Because of these changes, there is no longer an option for individuals to direct the destruction of individual test results or blood spots.
Newborn hearing screening test results
Minnesota’s newborn hearing screening law allows MDH to store hearing screening and rescreening test results up to 18 years from an infant’s date of birth.
However, individual families may instruct MDH to discontinue storing hearing screening and rescreening test results earlier. If a parent or guardian instructs MDH to discontinue storing hearing screening and rescreening test results, MDH will destroy the test results within a month of receiving the instruction or within 25 months of receiving the last test result, whichever is later.

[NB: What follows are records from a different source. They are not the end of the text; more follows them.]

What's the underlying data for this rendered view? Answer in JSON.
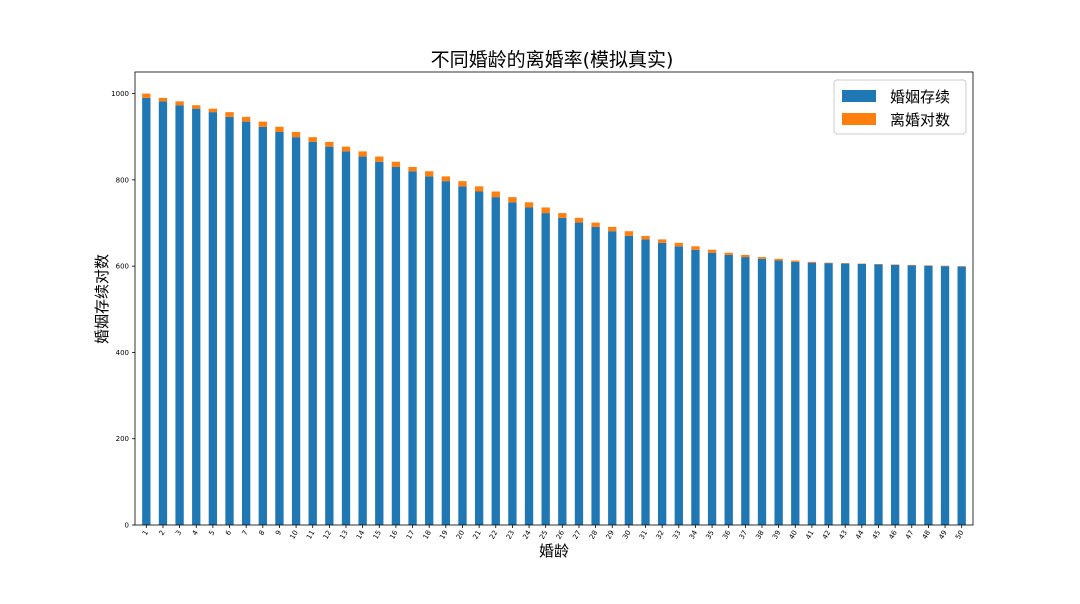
{
  "chart_data": {
    "type": "bar",
    "stacked": true,
    "title": "不同婚龄的离婚率(模拟真实)",
    "xlabel": "婚龄",
    "ylabel": "婚姻存续对数",
    "ylim": [
      0,
      1050
    ],
    "yticks": [
      0,
      200,
      400,
      600,
      800,
      1000
    ],
    "grid": false,
    "legend_position": "top-right",
    "categories": [
      "1",
      "2",
      "3",
      "4",
      "5",
      "6",
      "7",
      "8",
      "9",
      "10",
      "11",
      "12",
      "13",
      "14",
      "15",
      "16",
      "17",
      "18",
      "19",
      "20",
      "21",
      "22",
      "23",
      "24",
      "25",
      "26",
      "27",
      "28",
      "29",
      "30",
      "31",
      "32",
      "33",
      "34",
      "35",
      "36",
      "37",
      "38",
      "39",
      "40",
      "41",
      "42",
      "43",
      "44",
      "45",
      "46",
      "47",
      "48",
      "49",
      "50"
    ],
    "series": [
      {
        "name": "婚姻存续",
        "color": "#1f77b4",
        "values": [
          990,
          982,
          973,
          965,
          957,
          946,
          935,
          923,
          911,
          899,
          888,
          877,
          866,
          854,
          842,
          830,
          820,
          808,
          797,
          785,
          773,
          760,
          748,
          736,
          723,
          712,
          701,
          691,
          681,
          670,
          662,
          654,
          646,
          638,
          631,
          626,
          621,
          617,
          613,
          610,
          608,
          607,
          606,
          605,
          604,
          603,
          602,
          601,
          600,
          599
        ]
      },
      {
        "name": "离婚对数",
        "color": "#ff7f0e",
        "values": [
          10,
          8,
          9,
          8,
          8,
          11,
          11,
          12,
          12,
          12,
          11,
          11,
          11,
          12,
          12,
          12,
          10,
          12,
          11,
          12,
          12,
          13,
          12,
          12,
          13,
          11,
          11,
          10,
          10,
          11,
          8,
          8,
          8,
          8,
          7,
          5,
          5,
          4,
          4,
          3,
          2,
          1,
          1,
          1,
          1,
          1,
          1,
          1,
          1,
          1
        ]
      }
    ]
  }
}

If you are a parent or guardian of a child screened for hearing loss and would like to exercise this option, please complete the Directive to Destroy Hearing Screening Test Results form, which can be downloaded from the Education Materials and Forms page.
Unless a parent or guardian gives written consent for extended storage and use, the MDH Newborn Screening Program destroys leftover blood spots and test results according to the following timelines:
- Blood spots with negative test results are destroyed at 71 days.
- Blood spots with positive test results are destroyed at 24 months.
- All blood spot screening test results are destroyed 24 months after the final report is mailed to the birth provider.
- Hearing screening test results are destroyed at 18 years.
Once destroyed, the blood spots and test results are no longer available from MDH. However, birth providers may retain newborn screening results in your baby’s medical record for a longer period of time.
Newborn screening blood spots and test results may be used to help both your family and other families in Minnesota. Leftover blood spots can be valuable in providing a better understanding of the public and personal health issues affecting Minnesota residents.
If stored, your child’s blood spots and test results will be available to you in the future for further health-related testing of your child. Blood spots can also be used for identification purposes in the case of a missing or deceased child. Test results can be useful for parents with a child affected by one of the disorders on the newborn screening panel who wish to review their other children’s newborn screening results, or for student athletes who need to provide a copy of their sickle cell results to the NCAA.
If a parent or guardian of a screened infant authorizes MDH to store their infant's blood spots and test results, they may be used for:
- studies related to newborn screening, including studies used to develop new tests;
- public health studies or research not related to newborn screening; and
- public health studies or research with external partners, such as the University of Minnesota or the Mayo Clinic (contingent upon approval by the MDH Institutional Review Board).
When consent is granted, newborn screening blood spots and test results may be used for the purposes described above for up to 18 years. No personal identifying information will be attached to the blood spots or test results if used for research.
If you are a parent or guardian and would like to authorize your child's blood spots and test results to be available for use for these purposes, please complete the Parental Consent for MDH to Store and Use Newborn Screening Blood Spots and Test Results form, which can be downloaded from the Education Materials and Forms page.